Don: “He too has dark hair. A little longer” (55).
Felix: “His big nose and bushy brown hair make him look almost cartoonish” (55).
Cheryl: “Her brown hair hides some of her face” (56).
Olympia: “…a very pretty, pale, dark-haired woman” (90).
Gary: “a brown beard…His brown hair, combed over to the side, is unruly” (218).
Duncan, Kirk (Gary’s brother), and Frank: Who the fuck knows.
Conclusions: Tom is white. Olympia is white. I would guess that Gary is white, because comb over, which would probably make Kirk white. Jules, Don, and Cheryl could be any race, as could Duncan and Frank (Gary’s ex-housemates). Felix’s sparse description is most likely that of a Black man, making it problematic that he is described as “cartoonish.” Victor is a border collie, George long dead and never visually described; neither are the looks of Malorie and Olympia’s two children. (Their absent fathers are also never described, so there’s an opening there.) Rick, Constance, and several others who we meet at the end of the book? Never visually described.

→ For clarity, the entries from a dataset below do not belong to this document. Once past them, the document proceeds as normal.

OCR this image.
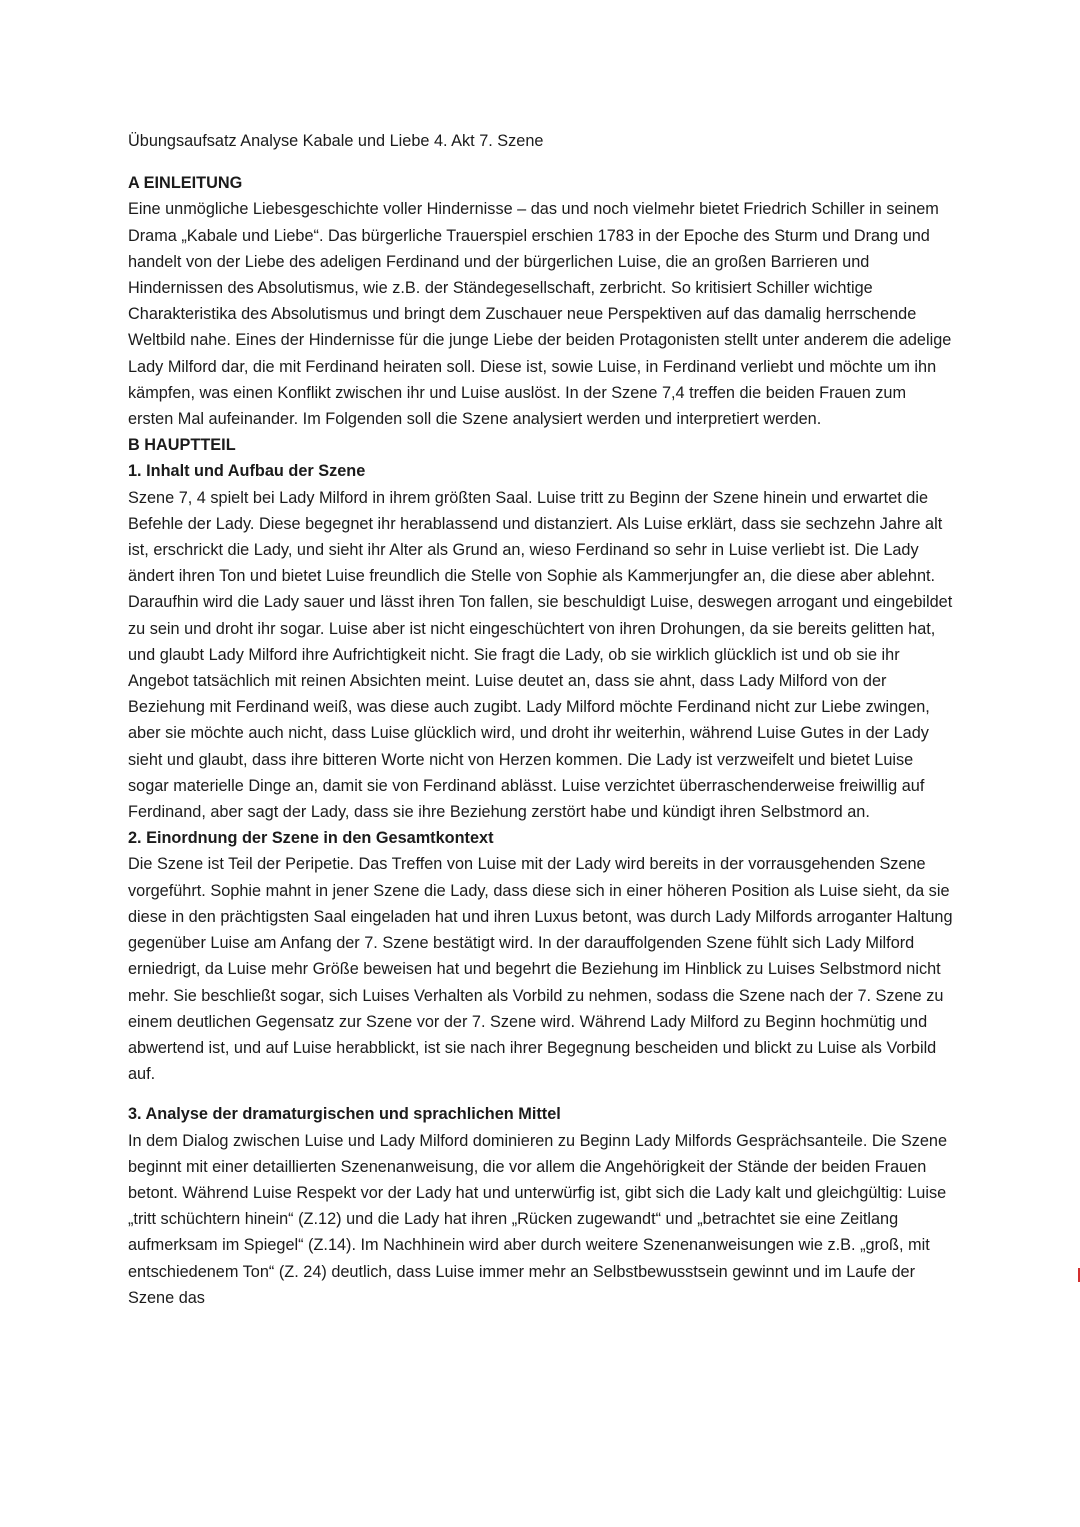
Übungsaufsatz Analyse Kabale und Liebe 4. Akt 7. Szene

A EINLEITUNG

Eine unmögliche Liebesgeschichte voller Hindernisse – das und noch vielmehr bietet Friedrich Schiller in seinem Drama „Kabale und Liebe“. Das bürgerliche Trauerspiel erschien 1783 in der Epoche des Sturm und Drang und handelt von der Liebe des adeligen Ferdinand und der bürgerlichen Luise, die an großen Barrieren und Hindernissen des Absolutismus, wie z.B. der Ständegesellschaft, zerbricht. So kritisiert Schiller wichtige Charakteristika des Absolutismus und bringt dem Zuschauer neue Perspektiven auf das damalig herrschende Weltbild nahe. Eines der Hindernisse für die junge Liebe der beiden Protagonisten stellt unter anderem die adelige Lady Milford dar, die mit Ferdinand heiraten soll. Diese ist, sowie Luise, in Ferdinand verliebt und möchte um ihn kämpfen, was einen Konflikt zwischen ihr und Luise auslöst. In der Szene 7,4 treffen die beiden Frauen zum ersten Mal aufeinander. Im Folgenden soll die Szene analysiert werden und interpretiert werden.

B HAUPTTEIL

1. Inhalt und Aufbau der Szene

Szene 7, 4 spielt bei Lady Milford in ihrem größten Saal. Luise tritt zu Beginn der Szene hinein und erwartet die Befehle der Lady. Diese begegnet ihr herablassend und distanziert. Als Luise erklärt, dass sie sechzehn Jahre alt ist, erschrickt die Lady, und sieht ihr Alter als Grund an, wieso Ferdinand so sehr in Luise verliebt ist. Die Lady ändert ihren Ton und bietet Luise freundlich die Stelle von Sophie als Kammerjungfer an, die diese aber ablehnt. Daraufhin wird die Lady sauer und lässt ihren Ton fallen, sie beschuldigt Luise, deswegen arrogant und eingebildet zu sein und droht ihr sogar. Luise aber ist nicht eingeschüchtert von ihren Drohungen, da sie bereits gelitten hat, und glaubt Lady Milford ihre Aufrichtigkeit nicht. Sie fragt die Lady, ob sie wirklich glücklich ist und ob sie ihr Angebot tatsächlich mit reinen Absichten meint. Luise deutet an, dass sie ahnt, dass Lady Milford von der Beziehung mit Ferdinand weiß, was diese auch zugibt. Lady Milford möchte Ferdinand nicht zur Liebe zwingen, aber sie möchte auch nicht, dass Luise glücklich wird, und droht ihr weiterhin, während Luise Gutes in der Lady sieht und glaubt, dass ihre bitteren Worte nicht von Herzen kommen. Die Lady ist verzweifelt und bietet Luise sogar materielle Dinge an, damit sie von Ferdinand ablässt. Luise verzichtet überraschenderweise freiwillig auf Ferdinand, aber sagt der Lady, dass sie ihre Beziehung zerstört habe und kündigt ihren Selbstmord an.

2. Einordnung der Szene in den Gesamtkontext

Die Szene ist Teil der Peripetie. Das Treffen von Luise mit der Lady wird bereits in der vorrausgehenden Szene vorgeführt. Sophie mahnt in jener Szene die Lady, dass diese sich in einer höheren Position als Luise sieht, da sie diese in den prächtigsten Saal eingeladen hat und ihren Luxus betont, was durch Lady Milfords arroganter Haltung gegenüber Luise am Anfang der 7. Szene bestätigt wird. In der darauffolgenden Szene fühlt sich Lady Milford erniedrigt, da Luise mehr Größe beweisen hat und begehrt die Beziehung im Hinblick zu Luises Selbstmord nicht mehr. Sie beschließt sogar, sich Luises Verhalten als Vorbild zu nehmen, sodass die Szene nach der 7. Szene zu einem deutlichen Gegensatz zur Szene vor der 7. Szene wird. Während Lady Milford zu Beginn hochmütig und abwertend ist, und auf Luise herabblickt, ist sie nach ihrer Begegnung bescheiden und blickt zu Luise als Vorbild auf.

3. Analyse der dramaturgischen und sprachlichen Mittel

In dem Dialog zwischen Luise und Lady Milford dominieren zu Beginn Lady Milfords Gesprächsanteile. Die Szene beginnt mit einer detaillierten Szenenanweisung, die vor allem die Angehörigkeit der Stände der beiden Frauen betont. Während Luise Respekt vor der Lady hat und unterwürfig ist, gibt sich die Lady kalt und gleichgültig: Luise „tritt schüchtern hinein“ (Z.12) und die Lady hat ihren „Rücken zugewandt“ und „betrachtet sie eine Zeitlang aufmerksam im Spiegel“ (Z.14). Im Nachhinein wird aber durch weitere Szenenanweisungen wie z.B. „groß, mit entschiedenem Ton“ (Z. 24) deutlich, dass Luise immer mehr an Selbstbewusstsein gewinnt und im Laufe der Szene das
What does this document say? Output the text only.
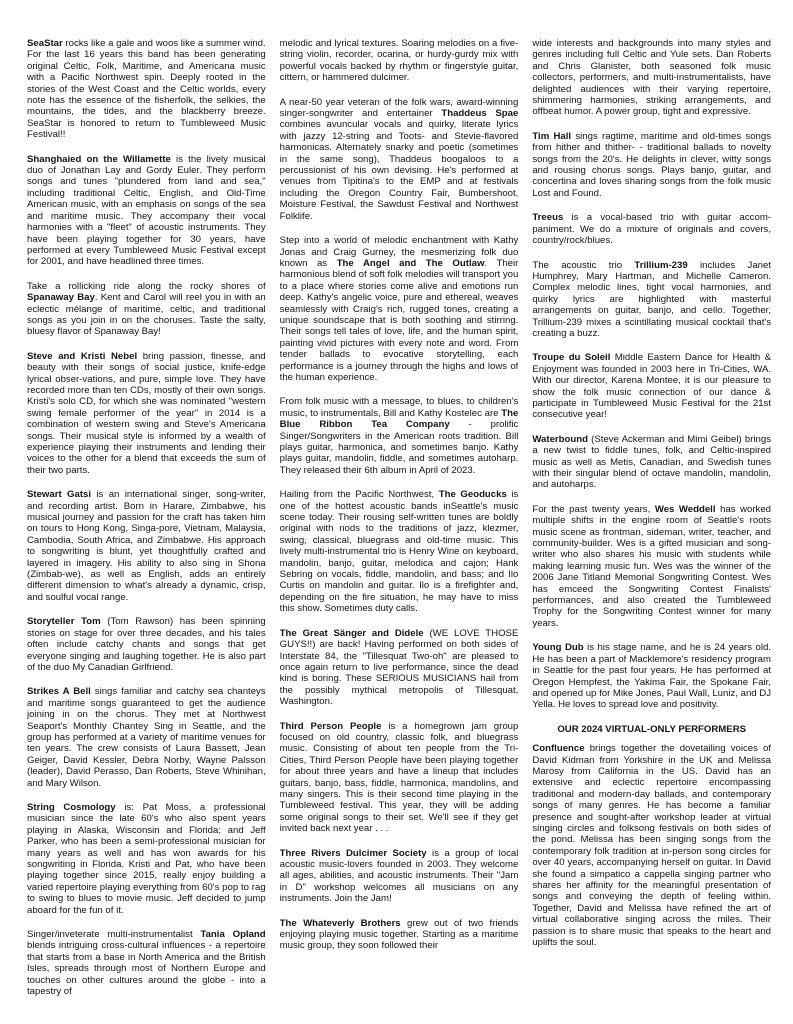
SeaStar rocks like a gale and woos like a summer wind. For the last 16 years this band has been generating original Celtic, Folk, Maritime, and Americana music with a Pacific Northwest spin. Deeply rooted in the stories of the West Coast and the Celtic worlds, every note has the essence of the fisherfolk, the selkies, the mountains, the tides, and the blackberry breeze. SeaStar is honored to return to Tumbleweed Music Festival!!

Shanghaied on the Willamette is the lively musical duo of Jonathan Lay and Gordy Euler. They perform songs and tunes "plundered from land and sea," including traditional Celtic, English, and Old-Time American music, with an emphasis on songs of the sea and maritime music. They accompany their vocal harmonies with a "fleet" of acoustic instruments. They have been playing together for 30 years, have performed at every Tumbleweed Music Festival except for 2001, and have headlined three times.

Take a rollicking ride along the rocky shores of Spanaway Bay. Kent and Carol will reel you in with an eclectic mélange of maritime, celtic, and traditional songs as you join in on the choruses. Taste the salty, bluesy flavor of Spanaway Bay!

Steve and Kristi Nebel bring passion, finesse, and beauty with their songs of social justice, knife-edge lyrical obser-vations, and pure, simple love. They have recorded more than ten CDs, mostly of their own songs. Kristi's solo CD, for which she was nominated "western swing female performer of the year" in 2014 is a combination of western swing and Steve's Americana songs. Their musical style is informed by a wealth of experience playing their instruments and lending their voices to the other for a blend that exceeds the sum of their two parts.

Stewart Gatsi is an international singer, song-writer, and recording artist. Born in Harare, Zimbabwe, his musical journey and passion for the craft has taken him on tours to Hong Kong, Singa-pore, Vietnam, Malaysia, Cambodia, South Africa, and Zimbabwe. His approach to songwriting is blunt, yet thoughtfully crafted and layered in imagery. His ability to also sing in Shona (Zimbab-we), as well as English, adds an entirely different dimension to what's already a dynamic, crisp, and soulful vocal range.

Storyteller Tom (Tom Rawson) has been spinning stories on stage for over three decades, and his tales often include catchy chants and songs that get everyone singing and laughing together. He is also part of the duo My Canadian Girlfriend.

Strikes A Bell sings familiar and catchy sea chanteys and maritime songs guaranteed to get the audience joining in on the chorus. They met at Northwest Seaport's Monthly Chantey Sing in Seattle, and the group has performed at a variety of maritime venues for ten years. The crew consists of Laura Bassett, Jean Geiger, David Kessler, Debra Norby, Wayne Palsson (leader), David Perasso, Dan Roberts, Steve Whinihan, and Mary Wilson.

String Cosmology is: Pat Moss, a professional musician since the late 60's who also spent years playing in Alaska, Wisconsin and Florida; and Jeff Parker, who has been a semi-professional musician for many years as well and has won awards for his songwriting in Florida. Kristi and Pat, who have been playing together since 2015, really enjoy building a varied repertoire playing everything from 60's pop to rag to swing to blues to movie music. Jeff decided to jump aboard for the fun of it.

Singer/inveterate multi-instrumentalist Tania Opland blends intriguing cross-cultural influences - a repertoire that starts from a base in North America and the British Isles, spreads through most of Northern Europe and touches on other cultures around the globe - into a tapestry of

melodic and lyrical textures. Soaring melodies on a five-string violin, recorder, ocarina, or hurdy-gurdy mix with powerful vocals backed by rhythm or fingerstyle guitar, cittern, or hammered dulcimer.

A near-50 year veteran of the folk wars, award-winning singer-songwriter and entertainer Thaddeus Spae combines avuncular vocals and quirky, literate lyrics with jazzy 12-string and Toots- and Stevie-flavored harmonicas. Alternately snarky and poetic (sometimes in the same song), Thaddeus boogaloos to a percussionist of his own devising. He's performed at venues from Tipitina's to the EMP and at festivals including the Oregon Country Fair, Bumbershoot, Moisture Festival, the Sawdust Festival and Northwest Folklife.

Step into a world of melodic enchantment with Kathy Jonas and Craig Gurney, the mesmerizing folk duo known as The Angel and The Outlaw. Their harmonious blend of soft folk melodies will transport you to a place where stories come alive and emotions run deep. Kathy's angelic voice, pure and ethereal, weaves seamlessly with Craig's rich, rugged tones, creating a unique soundscape that is both soothing and stirring. Their songs tell tales of love, life, and the human spirit, painting vivid pictures with every note and word. From tender ballads to evocative storytelling, each performance is a journey through the highs and lows of the human experience.

From folk music with a message, to blues, to children's music, to instrumentals, Bill and Kathy Kostelec are The Blue Ribbon Tea Company - prolific Singer/Songwriters in the American roots tradition. Bill plays guitar, harmonica, and sometimes banjo. Kathy plays guitar, mandolin, fiddle, and sometimes autoharp. They released their 6th album in April of 2023.

Hailing from the Pacific Northwest, The Geoducks is one of the hottest acoustic bands inSeattle's music scene today. Their rousing self-written tunes are boldly original with nods to the traditions of jazz, klezmer, swing, classical, bluegrass and old-time music. This lively multi-instrumental trio is Henry Wine on keyboard, mandolin, banjo, guitar, melodica and cajon; Hank Sebring on vocals, fiddle, mandolin, and bass; and Ilo Curtis on mandolin and guitar. Ilo is a firefighter and, depending on the fire situation, he may have to miss this show. Sometimes duty calls.

The Great Sänger and Didele (WE LOVE THOSE GUYS!!) are back! Having performed on both sides of Interstate 84, the "Tillesquat Two-oh" are pleased to once again return to live performance, since the dead kind is boring. These SERIOUS MUSICIANS hail from the possibly mythical metropolis of Tillesquat, Washington.

Third Person People is a homegrown jam group focused on old country, classic folk, and bluegrass music. Consisting of about ten people from the Tri-Cities, Third Person People have been playing together for about three years and have a lineup that includes guitars, banjo, bass, fiddle, harmonica, mandolins, and many singers. This is their second time playing in the Tumbleweed festival. This year, they will be adding some original songs to their set. We'll see if they get invited back next year . . .

Three Rivers Dulcimer Society is a group of local acoustic music-lovers founded in 2003. They welcome all ages, abilities, and acoustic instruments. Their "Jam in D" workshop welcomes all musicians on any instruments. Join the Jam!

The Whateverly Brothers grew out of two friends enjoying playing music together. Starting as a maritime music group, they soon followed their

wide interests and backgrounds into many styles and genres including full Celtic and Yule sets. Dan Roberts and Chris Glanister, both seasoned folk music collectors, performers, and multi-instrumentalists, have delighted audiences with their varying repertoire, shimmering harmonies, striking arrangements, and offbeat humor. A power group, tight and expressive.

Tim Hall sings ragtime, maritime and old-times songs from hither and thither- - traditional ballads to novelty songs from the 20's. He delights in clever, witty songs and rousing chorus songs. Plays banjo, guitar, and concertina and loves sharing songs from the folk music Lost and Found.

Treeus is a vocal-based trio with guitar accom-paniment. We do a mixture of originals and covers, country/rock/blues.

The acoustic trio Trillium-239 includes Janet Humphrey, Mary Hartman, and Michelle Cameron. Complex melodic lines, tight vocal harmonies, and quirky lyrics are highlighted with masterful arrangements on guitar, banjo, and cello. Together, Trillium-239 mixes a scintillating musical cocktail that's creating a buzz.

Troupe du Soleil Middle Eastern Dance for Health & Enjoyment was founded in 2003 here in Tri-Cities, WA. With our director, Karena Montee, it is our pleasure to show the folk music connection of our dance & participate in Tumbleweed Music Festival for the 21st consecutive year!

Waterbound (Steve Ackerman and Mimi Geibel) brings a new twist to fiddle tunes, folk, and Celtic-inspired music as well as Metis, Canadian, and Swedish tunes with their singular blend of octave mandolin, mandolin, and autoharps.

For the past twenty years, Wes Weddell has worked multiple shifts in the engine room of Seattle's roots music scene as frontman, sideman, writer, teacher, and community-builder. Wes is a gifted musician and song-writer who also shares his music with students while making learning music fun. Wes was the winner of the 2006 Jane Titland Memorial Songwriting Contest. Wes has emceed the Songwriting Contest Finalists' performances, and also created the Tumbleweed Trophy for the Songwriting Contest winner for many years.

Young Dub is his stage name, and he is 24 years old. He has been a part of Macklemore's residency program in Seattle for the past four years. He has performed at Oregon Hempfest, the Yakima Fair, the Spokane Fair, and opened up for Mike Jones, Paul Wall, Luniz, and DJ Yella. He loves to spread love and positivity.

OUR 2024 VIRTUAL-ONLY PERFORMERS

Confluence brings together the dovetailing voices of David Kidman from Yorkshire in the UK and Melissa Marosy from California in the US. David has an extensive and eclectic repertoire encompassing traditional and modern-day ballads, and contemporary songs of many genres. He has become a familiar presence and sought-after workshop leader at virtual singing circles and folksong festivals on both sides of the pond. Melissa has been singing songs from the contemporary folk tradition at in-person song circles for over 40 years, accompanying herself on guitar. In David she found a simpatico a cappella singing partner who shares her affinity for the meaningful presentation of songs and conveying the depth of feeling within. Together, David and Melissa have refined the art of virtual collaborative singing across the miles. Their passion is to share music that speaks to the heart and uplifts the soul.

That’s six confirmed white characters (Malorie, Shannon, their parents, Tom, Olympia), and a hell of a lot of vague or absent description. Does that let Malerman off the hook for whitewashing? I don’t know. White characters are explicitly described as such, and the rest are left as visually blank as their personalities. Did Malerman want to leave room for readers to imagine these people however the fuck they want? (In which case, why explicitly mention the white characters?) Did he want to avoid visual description to keep us focused on the sound of our fear? (Again, then why explicitly mention white characters?) Or was he avoiding having to deal with the realities of race at all? That’s where I’d put my money.
Cramming it into a nutshell.
Conclusions: Iffy handling of race. Potential whitewashing. Absentee characterization. First-rate goose-bumped horror. Recommended heartily, with very specific reservations. Six out of seven I don’t know how the fuck to rate its.